There are some potential problems with moving to a network based view of the economy. New measures would have to be devised to make sense of how the network works. Measures such as GDP, inflation, and money supply wouldn’t be very useful if they were applied to a scale free model. Issues such as average transaction value, average connectivity, and node responsiveness would have more applications. A metric for determining how quickly money propagates through the system could also be of use.
One of the strengths of the more traditional models is their ability to predict macro events. If Y is done to parameter X through channel Z, then certain results can be expected. The models work very well internally, and it gives policy makers some choices when trying to make decisions. The predictive accuracy of a scale free model is not a known quantity. If the economy is as complicated as thought, trying to work with it could end up giving us the same answer every time, “It depends”.
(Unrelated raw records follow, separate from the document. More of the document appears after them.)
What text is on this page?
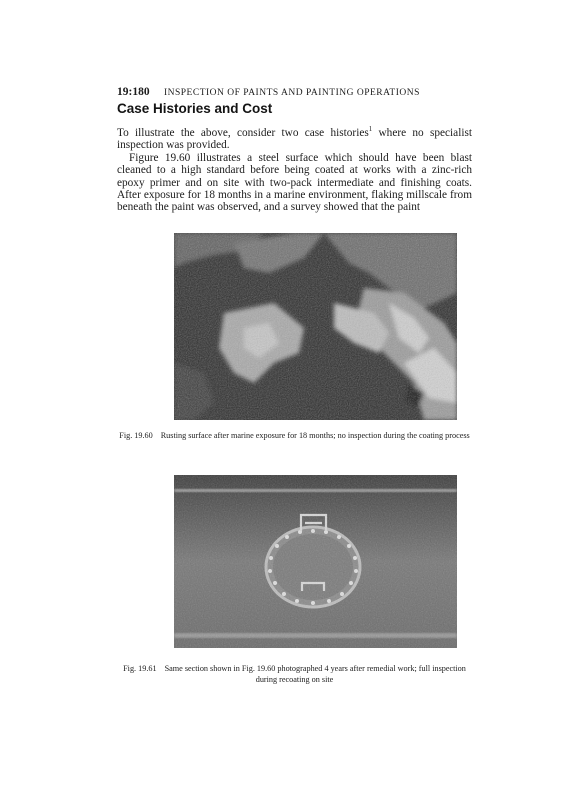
19:180 INSPECTION OF PAINTS AND PAINTING OPERATIONS
Case Histories and Cost

To illustrate the above, consider two case histories$^1$ where no specialist inspection was provided.

Figure 19.60 illustrates a steel surface which should have been blast cleaned to a high standard before being coated at works with a zinc-rich epoxy primer and on site with two-pack intermediate and finishing coats. After exposure for 18 months in a marine environment, flaking millscale from beneath the paint was observed, and a survey showed that the paint

Fig. 19.60 Rusting surface after marine exposure for 18 months; no inspection during the coating process
Fig. 19.61 Same section shown in Fig. 19.60 photographed 4 years after remedial work; full inspection during recoating on site
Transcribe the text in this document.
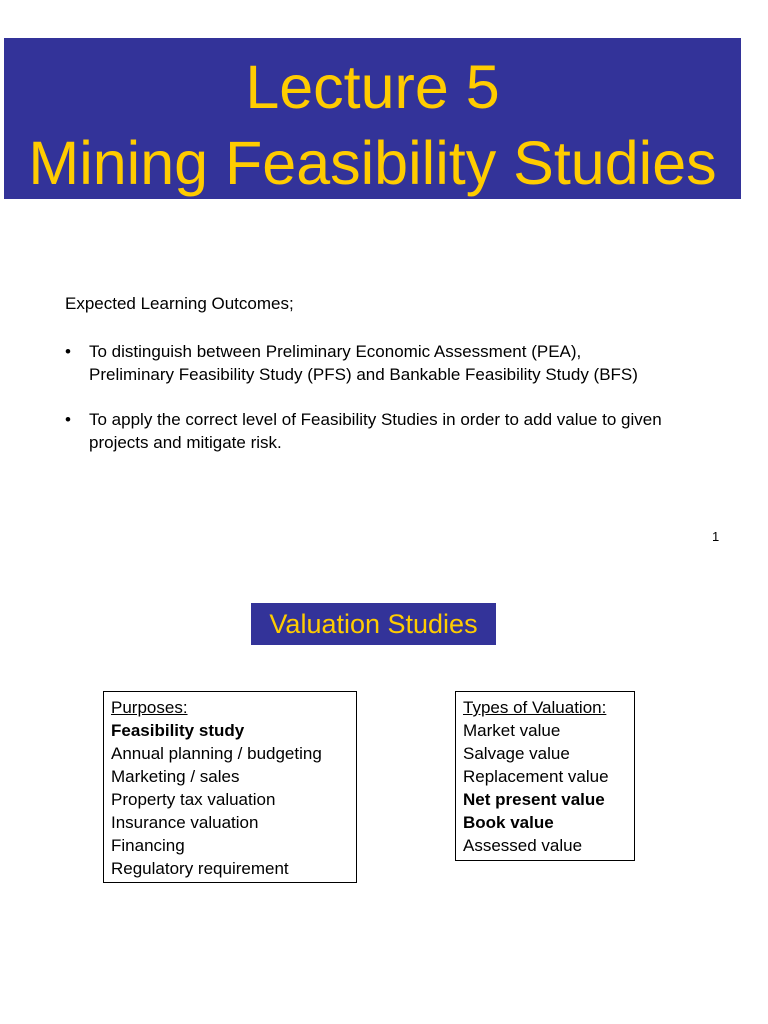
Lecture 5
Mining Feasibility Studies
Expected Learning Outcomes;
• To distinguish between Preliminary Economic Assessment (PEA),
Preliminary Feasibility Study (PFS) and Bankable Feasibility Study (BFS)
• To apply the correct level of Feasibility Studies in order to add value to given
projects and mitigate risk.
1
Valuation Studies
Purposes:
Feasibility study
Annual planning / budgeting
Marketing / sales
Property tax valuation
Insurance valuation
Financing
Regulatory requirement
Types of Valuation:
Market value
Salvage value
Replacement value
Net present value
Book value
Assessed value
To be fair, the traditional models have a sketchy history of usefulness. Some of them appear to be accurate and useful for a time and then they become less so. The fact that they do seem to work some of the time points to the possibility that they may actually capture, in a simpler fashion, some truth that a network model cannot. A possibility that should not be overlooked is that perhaps a network based model could be used to determine which conventional macro theory is most appropriate. It is possible that the insight of the internal workings of the economy can point us to a more accurate way of aggregating data for a particular macro theory.
If this is the case, macro economics would be split between models based on aggregate data and models dealing with the internal working of the macro economy. Instead of replacing conventional macro theories, network based approaches would serve as the bridge between micro and macro theorists. Closing the chasm between these fields could result in a much more comprehensive understanding of the macro economy.
A scale free based view of the macro economy is a potentially useful way of organizing thoughts while trying to wrap one’s mind around such a complicated topic. It has the potential for answering many questions that are left behind by traditional models while at the same time opening up new avenues of research. The potential for a micro and macro economic synthesis is an exciting one, and if it comes to pass will certainly be a defining moment in economic history. Emergent macro theories are in their infancy right now, but the potential for new understanding is enormous. With any luck that potential will be realized.
Barabasi and Albert. Emergence of Scaling in Random Networks. Science October 1999: 509-512.
Motter, Adilson. Cascade Control and Defense in Complex Networks. Physical Review Letters August 27, 2004: letter 93.
Snowdon, Brian, Howard Vane, and Peter Wynarczyk. 1995. A Modern Guide to Macroeconomics, an Introduction to Competing Schools of Thought.